Americans do not normally think of themselves as an imperial power,
but that is how I came to be peering through a glass at a remnant
of empire that is with us still. The glass was a radar scope,
crawling with lights and lines marking the features of a little
sister island of Puerto Rico called Vieques. I was there calling
in a Marine aviator on a target on the Vieques training range.
The time was 1954, some 45 years before the tragic bombing error
of last April that killed a local civilian employee and prompted
the major Pentagon review of Vieques going on now.
It was the Spanish American War at the turn of the last century
in which the United States acquired Puerto Rico (and some other
Spanish outposts) as war booty. It was after World War I that
Washington, in a gesture both generous and self-serving, settled
American citizenship upon the Puerto Ricans. Citizenship with
an asterisk: no voting rights in Congress, no presidential vote.

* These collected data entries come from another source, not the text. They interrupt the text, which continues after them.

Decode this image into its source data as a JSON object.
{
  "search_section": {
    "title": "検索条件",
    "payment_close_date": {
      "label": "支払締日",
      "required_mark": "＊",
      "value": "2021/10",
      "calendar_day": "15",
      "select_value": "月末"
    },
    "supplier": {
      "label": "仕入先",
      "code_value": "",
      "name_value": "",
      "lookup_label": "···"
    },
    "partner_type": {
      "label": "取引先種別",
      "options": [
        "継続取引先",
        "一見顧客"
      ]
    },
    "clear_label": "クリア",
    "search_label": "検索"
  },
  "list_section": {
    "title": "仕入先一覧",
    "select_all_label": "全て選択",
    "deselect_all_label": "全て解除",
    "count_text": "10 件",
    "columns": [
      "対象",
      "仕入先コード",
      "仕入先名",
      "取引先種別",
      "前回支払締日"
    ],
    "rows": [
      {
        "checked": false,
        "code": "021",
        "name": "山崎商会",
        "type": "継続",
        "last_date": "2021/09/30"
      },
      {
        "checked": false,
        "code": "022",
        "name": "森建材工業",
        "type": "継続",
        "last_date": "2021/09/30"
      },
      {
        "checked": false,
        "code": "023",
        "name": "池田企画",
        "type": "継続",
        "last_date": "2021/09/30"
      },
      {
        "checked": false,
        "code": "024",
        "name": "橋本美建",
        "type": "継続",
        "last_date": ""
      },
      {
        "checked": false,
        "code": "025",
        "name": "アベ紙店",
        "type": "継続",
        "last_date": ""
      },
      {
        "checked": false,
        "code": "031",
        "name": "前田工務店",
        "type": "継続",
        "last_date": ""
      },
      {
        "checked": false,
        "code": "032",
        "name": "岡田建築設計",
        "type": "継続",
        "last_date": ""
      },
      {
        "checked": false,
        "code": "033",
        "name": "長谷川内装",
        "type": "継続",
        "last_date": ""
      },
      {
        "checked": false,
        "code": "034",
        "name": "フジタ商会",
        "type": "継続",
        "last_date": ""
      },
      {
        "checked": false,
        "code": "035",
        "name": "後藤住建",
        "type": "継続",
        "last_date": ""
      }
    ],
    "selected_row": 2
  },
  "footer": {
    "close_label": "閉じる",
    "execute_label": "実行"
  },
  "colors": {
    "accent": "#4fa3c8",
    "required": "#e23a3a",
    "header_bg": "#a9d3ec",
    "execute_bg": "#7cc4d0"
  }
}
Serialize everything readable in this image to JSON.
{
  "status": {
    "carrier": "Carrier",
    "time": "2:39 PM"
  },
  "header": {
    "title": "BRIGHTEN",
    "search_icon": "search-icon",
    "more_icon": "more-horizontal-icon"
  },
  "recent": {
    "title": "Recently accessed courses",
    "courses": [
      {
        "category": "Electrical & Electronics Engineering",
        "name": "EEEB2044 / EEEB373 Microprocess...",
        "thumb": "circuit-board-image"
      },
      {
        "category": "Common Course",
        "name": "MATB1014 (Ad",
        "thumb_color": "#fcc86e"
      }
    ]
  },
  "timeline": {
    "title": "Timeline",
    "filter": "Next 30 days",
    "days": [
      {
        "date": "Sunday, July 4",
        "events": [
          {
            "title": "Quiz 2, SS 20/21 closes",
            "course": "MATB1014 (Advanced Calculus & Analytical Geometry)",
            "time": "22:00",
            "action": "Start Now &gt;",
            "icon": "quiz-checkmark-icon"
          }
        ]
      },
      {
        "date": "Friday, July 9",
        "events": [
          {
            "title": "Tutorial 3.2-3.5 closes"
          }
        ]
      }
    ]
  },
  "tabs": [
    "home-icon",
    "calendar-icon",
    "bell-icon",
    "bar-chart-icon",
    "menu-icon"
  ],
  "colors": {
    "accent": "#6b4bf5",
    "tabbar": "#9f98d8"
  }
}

We insisted on control precisely to keep available for our strategy
the conveniences of empire.
The Vieques guard who died last April was preventing islanders
from straying past a chain-link fence into the land and sea areas
where American fleets conduct live-fire exercises. But training
on Vieques in the mid-'50s was distinctly lower key. Our pilots
were supposed to suspend operations whenever they saw a farmer
and his cows ambling or a fishing boat drifting toward the target
On this particular exercise in 1954, my unit had actually been
poised for an authentic imperial mission, although I did not know
it. En route from Morehead City, N.C., our troop ship had interrupted
its course to circle, seemingly aimlessly, for 10 days while we
climbed nets. Only decades later did I learn from newly opened
papers that during the American-supported coup in Guatemala in
1954 a Marine battalion had circled for 10 days just over the
horizon -- just in case. "That's me!" I exclaimed.

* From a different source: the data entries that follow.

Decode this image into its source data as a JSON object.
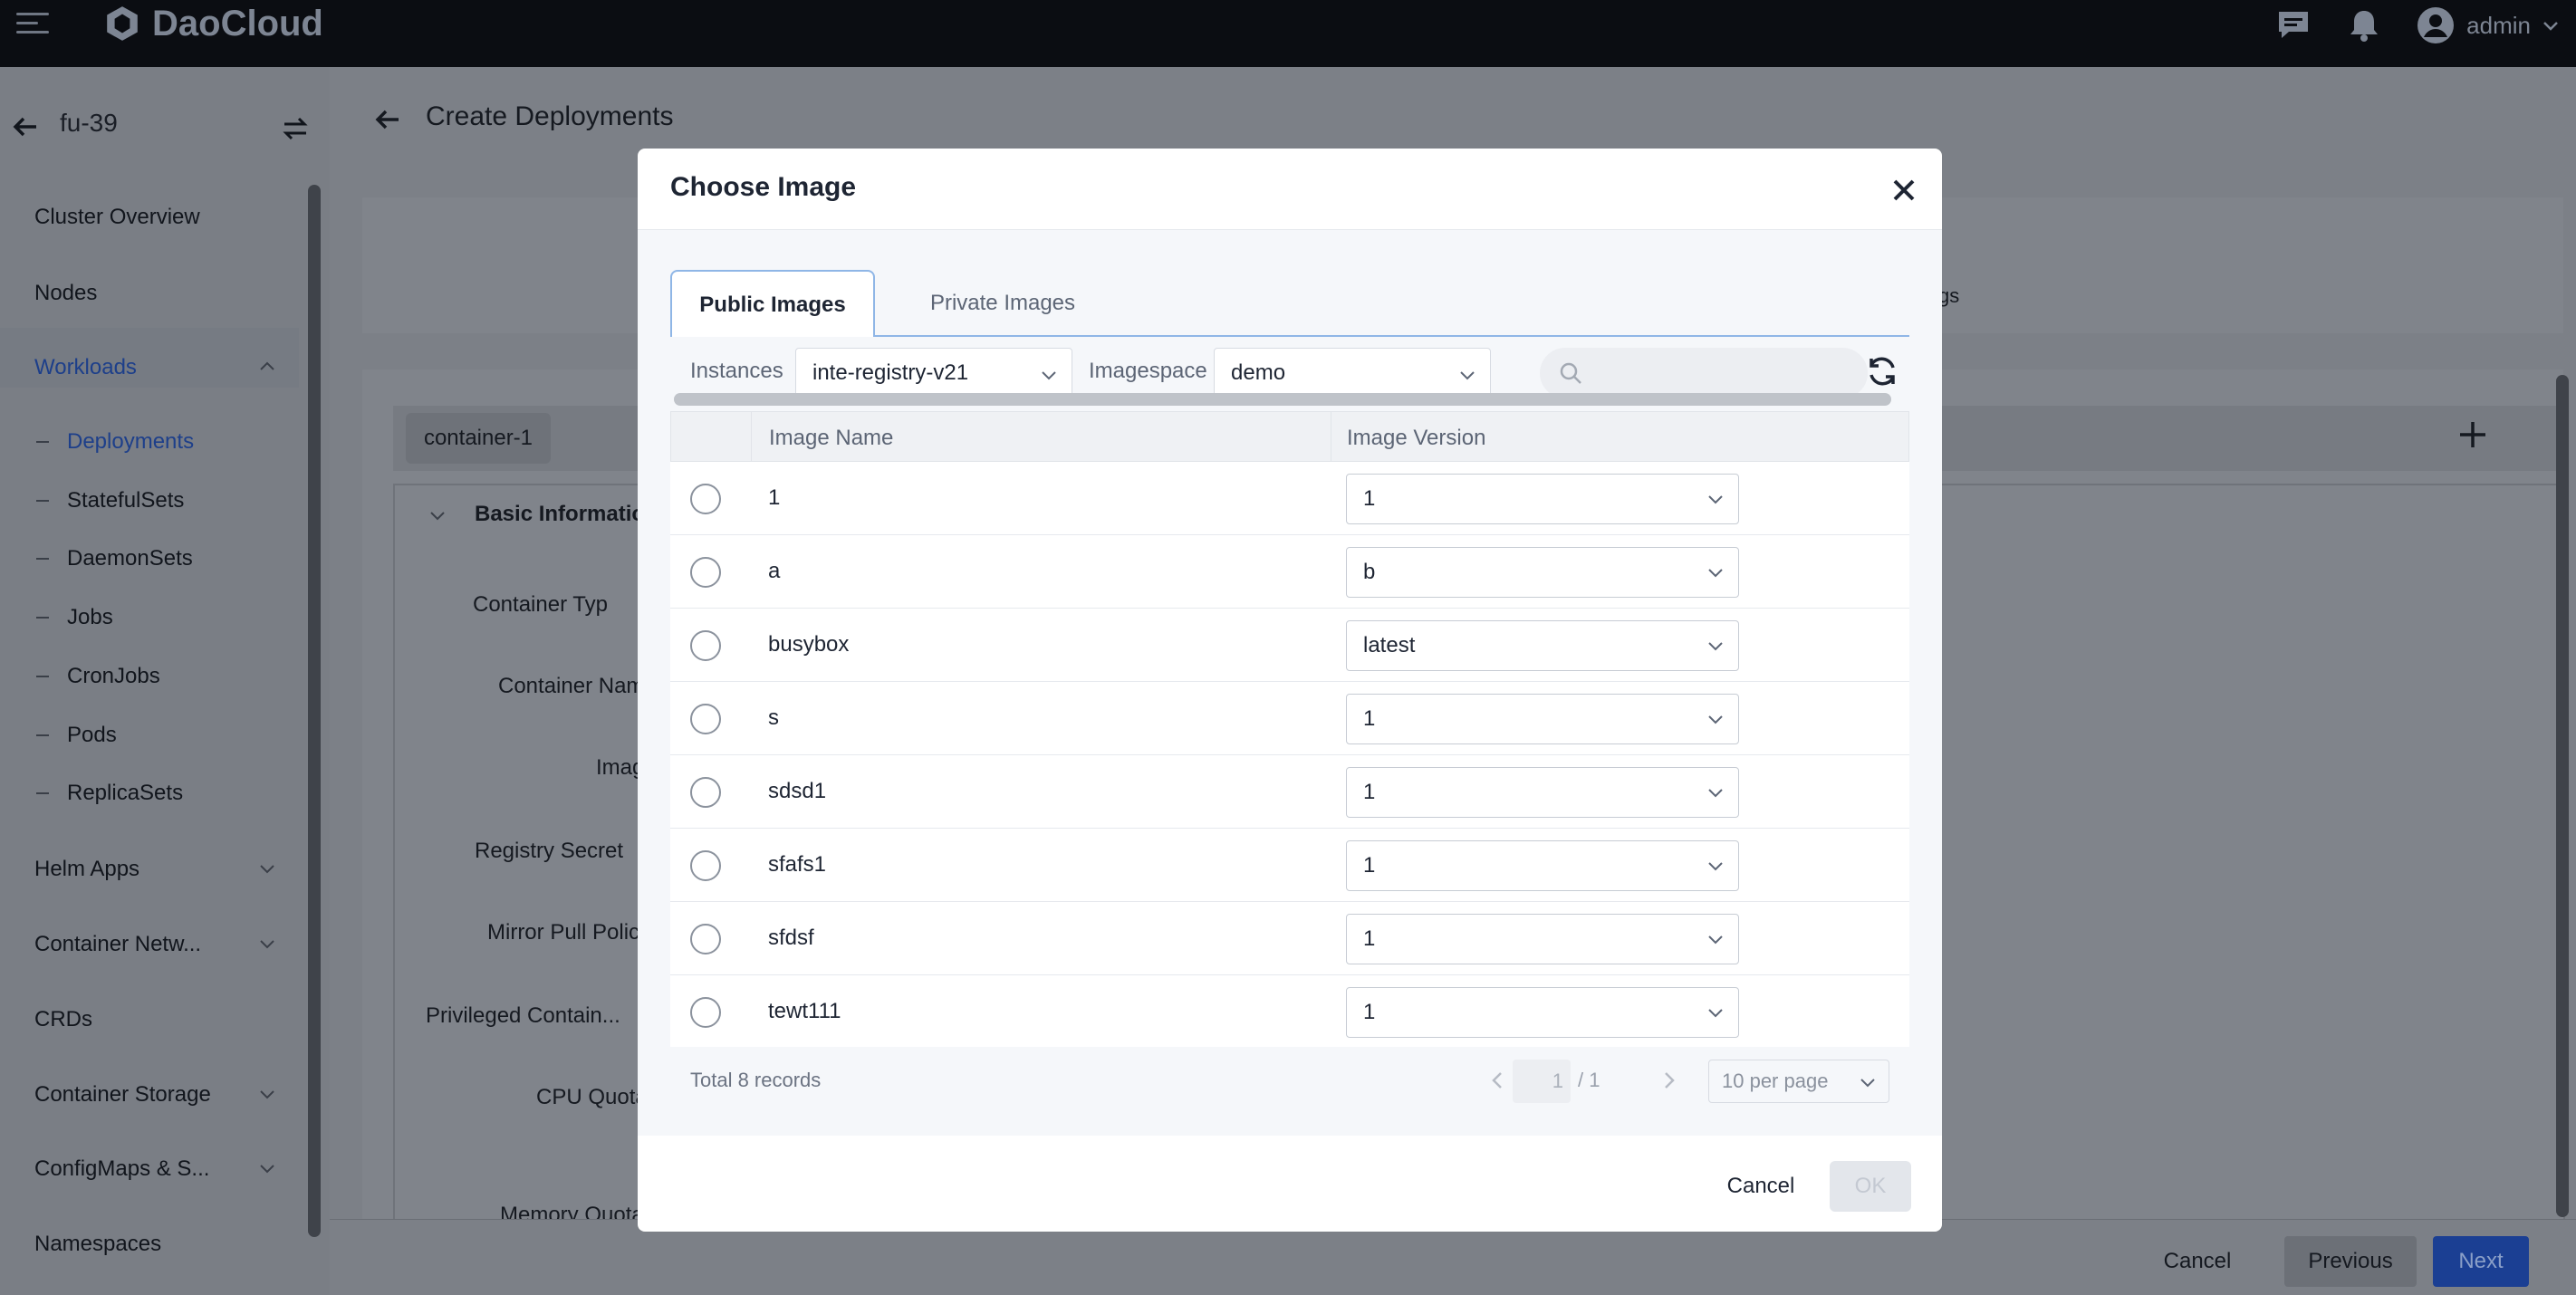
{
  "topbar": {
    "brand": "DaoCloud",
    "user": "admin"
  },
  "sidebar": {
    "cluster": "fu-39",
    "items": [
      {
        "label": "Cluster Overview"
      },
      {
        "label": "Nodes"
      },
      {
        "label": "Workloads"
      },
      {
        "label": "Helm Apps"
      },
      {
        "label": "Container Netw..."
      },
      {
        "label": "CRDs"
      },
      {
        "label": "Container Storage"
      },
      {
        "label": "ConfigMaps & S..."
      },
      {
        "label": "Namespaces"
      }
    ],
    "sub_items": [
      {
        "label": "Deployments"
      },
      {
        "label": "StatefulSets"
      },
      {
        "label": "DaemonSets"
      },
      {
        "label": "Jobs"
      },
      {
        "label": "CronJobs"
      },
      {
        "label": "Pods"
      },
      {
        "label": "ReplicaSets"
      }
    ]
  },
  "main": {
    "title": "Create Deployments",
    "step_fragment": "gs",
    "container_tab": "container-1",
    "section": "Basic Informatio",
    "fields": [
      {
        "label": "Container Typ"
      },
      {
        "label": "Container Nam"
      },
      {
        "label": "Imag"
      },
      {
        "label": "Registry Secret"
      },
      {
        "label": "Mirror Pull Polic"
      },
      {
        "label": "Privileged Contain..."
      },
      {
        "label": "CPU Quota"
      },
      {
        "label": "Memory Quota"
      }
    ],
    "footer": {
      "cancel": "Cancel",
      "previous": "Previous",
      "next": "Next"
    }
  },
  "modal": {
    "title": "Choose Image",
    "tabs": [
      {
        "label": "Public Images",
        "active": true
      },
      {
        "label": "Private Images",
        "active": false
      }
    ],
    "filters": {
      "instances_label": "Instances",
      "instances_value": "inte-registry-v21",
      "imagespace_label": "Imagespace",
      "imagespace_value": "demo",
      "search_placeholder": ""
    },
    "table": {
      "headers": [
        "Image Name",
        "Image Version"
      ],
      "rows": [
        {
          "name": "1",
          "version": "1"
        },
        {
          "name": "a",
          "version": "b"
        },
        {
          "name": "busybox",
          "version": "latest"
        },
        {
          "name": "s",
          "version": "1"
        },
        {
          "name": "sdsd1",
          "version": "1"
        },
        {
          "name": "sfafs1",
          "version": "1"
        },
        {
          "name": "sfdsf",
          "version": "1"
        },
        {
          "name": "tewt111",
          "version": "1"
        }
      ]
    },
    "pagination": {
      "total": "Total 8 records",
      "current": "1",
      "of": "/ 1",
      "per_page": "10 per page"
    },
    "buttons": {
      "cancel": "Cancel",
      "ok": "OK"
    }
  },
  "colors": {
    "topbar": "#0b0d12",
    "accent": "#1b3f93",
    "tab_border": "#8fb6e6",
    "overlay": "#7c8087"
  }
}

Snoozing in my bunk in the languid early afternoon, paying 12
cents a bottle for a Heineken's at the cabana used as the officers'
club, tucking into a sweet langosta in "Izzy Segoo"

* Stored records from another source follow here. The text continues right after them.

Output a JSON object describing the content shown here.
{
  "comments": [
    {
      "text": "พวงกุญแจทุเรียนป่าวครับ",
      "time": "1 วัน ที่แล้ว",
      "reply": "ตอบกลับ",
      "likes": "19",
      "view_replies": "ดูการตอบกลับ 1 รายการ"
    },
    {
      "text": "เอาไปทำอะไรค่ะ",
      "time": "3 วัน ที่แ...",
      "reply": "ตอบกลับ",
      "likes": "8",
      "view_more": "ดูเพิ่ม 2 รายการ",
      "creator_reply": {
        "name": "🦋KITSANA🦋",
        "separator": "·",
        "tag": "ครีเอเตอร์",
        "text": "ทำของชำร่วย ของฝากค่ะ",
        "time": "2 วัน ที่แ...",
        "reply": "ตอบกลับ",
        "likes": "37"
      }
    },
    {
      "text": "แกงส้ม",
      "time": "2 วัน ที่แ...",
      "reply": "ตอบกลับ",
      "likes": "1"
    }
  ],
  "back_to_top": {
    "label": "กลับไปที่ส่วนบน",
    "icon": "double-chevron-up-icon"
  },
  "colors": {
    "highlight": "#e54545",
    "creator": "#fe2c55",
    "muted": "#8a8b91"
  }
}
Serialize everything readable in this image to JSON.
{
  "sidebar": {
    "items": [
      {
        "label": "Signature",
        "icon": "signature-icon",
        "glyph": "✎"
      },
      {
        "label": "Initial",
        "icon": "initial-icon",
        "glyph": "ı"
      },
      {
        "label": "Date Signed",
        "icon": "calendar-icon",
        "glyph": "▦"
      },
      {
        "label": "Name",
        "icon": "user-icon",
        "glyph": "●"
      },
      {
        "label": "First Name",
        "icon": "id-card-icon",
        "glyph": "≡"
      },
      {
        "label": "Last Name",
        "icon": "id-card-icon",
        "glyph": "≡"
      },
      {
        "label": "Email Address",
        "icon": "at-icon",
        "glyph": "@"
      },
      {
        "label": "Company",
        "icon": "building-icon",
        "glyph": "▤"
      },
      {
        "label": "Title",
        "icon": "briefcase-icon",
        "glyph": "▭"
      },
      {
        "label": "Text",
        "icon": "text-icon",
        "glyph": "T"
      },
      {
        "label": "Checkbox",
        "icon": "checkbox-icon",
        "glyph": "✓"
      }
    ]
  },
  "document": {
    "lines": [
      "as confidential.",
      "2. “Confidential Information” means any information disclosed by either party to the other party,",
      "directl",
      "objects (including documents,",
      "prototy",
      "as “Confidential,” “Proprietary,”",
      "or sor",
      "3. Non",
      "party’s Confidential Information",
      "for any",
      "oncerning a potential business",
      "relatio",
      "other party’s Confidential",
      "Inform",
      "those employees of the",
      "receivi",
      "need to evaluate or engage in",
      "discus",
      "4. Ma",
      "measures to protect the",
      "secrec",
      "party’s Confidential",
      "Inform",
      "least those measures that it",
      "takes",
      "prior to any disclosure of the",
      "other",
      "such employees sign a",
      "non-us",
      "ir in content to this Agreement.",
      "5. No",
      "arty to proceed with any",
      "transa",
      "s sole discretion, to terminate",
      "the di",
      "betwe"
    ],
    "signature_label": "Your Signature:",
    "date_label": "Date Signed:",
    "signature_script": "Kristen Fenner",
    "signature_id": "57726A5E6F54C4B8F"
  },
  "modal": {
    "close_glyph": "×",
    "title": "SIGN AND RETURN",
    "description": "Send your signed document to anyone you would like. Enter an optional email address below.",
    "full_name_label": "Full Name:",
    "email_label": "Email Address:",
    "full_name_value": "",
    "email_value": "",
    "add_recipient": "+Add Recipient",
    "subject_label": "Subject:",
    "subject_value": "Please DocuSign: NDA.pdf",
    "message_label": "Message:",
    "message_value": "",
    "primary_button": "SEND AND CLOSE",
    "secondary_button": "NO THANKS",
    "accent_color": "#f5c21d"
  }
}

(Isabella Segunda), I didn't feel myself to be a soldier of imperialism.
But I suppose I was acting the part.
Which is how I came to be hunched over a buzzing blinking green
screen in the back of a van parked on the high ground of Vieques,
getting ready for the next war.
The guard's death last April was the first fatality in 50 years
of American military deployment. In its wake a passion seems to
have seized many Puerto Ricans to be done with the American military
presence. The training range appears to represent for them not
Puerto Rico 's contribution to the common defense but their frustration
at not achieving, after a century, a mature and settled political
relationship with the United States.
President Clinton has ordered Secretary of Defense Bill Cohen
to promptly "review the need for operations at Vieques and
to explore alternative sites or methods. . . . " He wants
a resolution that "ensures our country's military readiness
as well as the safety and welfare of the people of Vieques."
As you might expect, the Pentagon enters the review arguing vigorously,
and with much merit, for keeping things essentially as they are.
But the main problem here does not lie in the way the Pentagon
runs the Vieques range. No doubt some marginal improvements could
be made. But the Pentagon has learned much about relating to the
local community since I, as the designated community relations
officer, was dispatched to sprinkle a little largess on the occasional
Vieques resident whose chicken was picked off by one of our jeeps.
The problem is not military but political: It goes to the nagging
question of whether the current commonwealth arrangement should
be continued or replaced by statehood or independence. Vieques
is no more than a stage -- an issue of the day -- on which Puerto
Ricans are acting out their quest for political dignity a hundred
years after the United States casually took over their home.
For the failure to resolve the island's political status , the
U.S. Navy, of course, is not to blame. The responsibility lies
with the elected American officials in the 50 states and in Puerto
They must figure out how best to balance the benefits and burdens
of a particular Puerto Rican connection with the United States.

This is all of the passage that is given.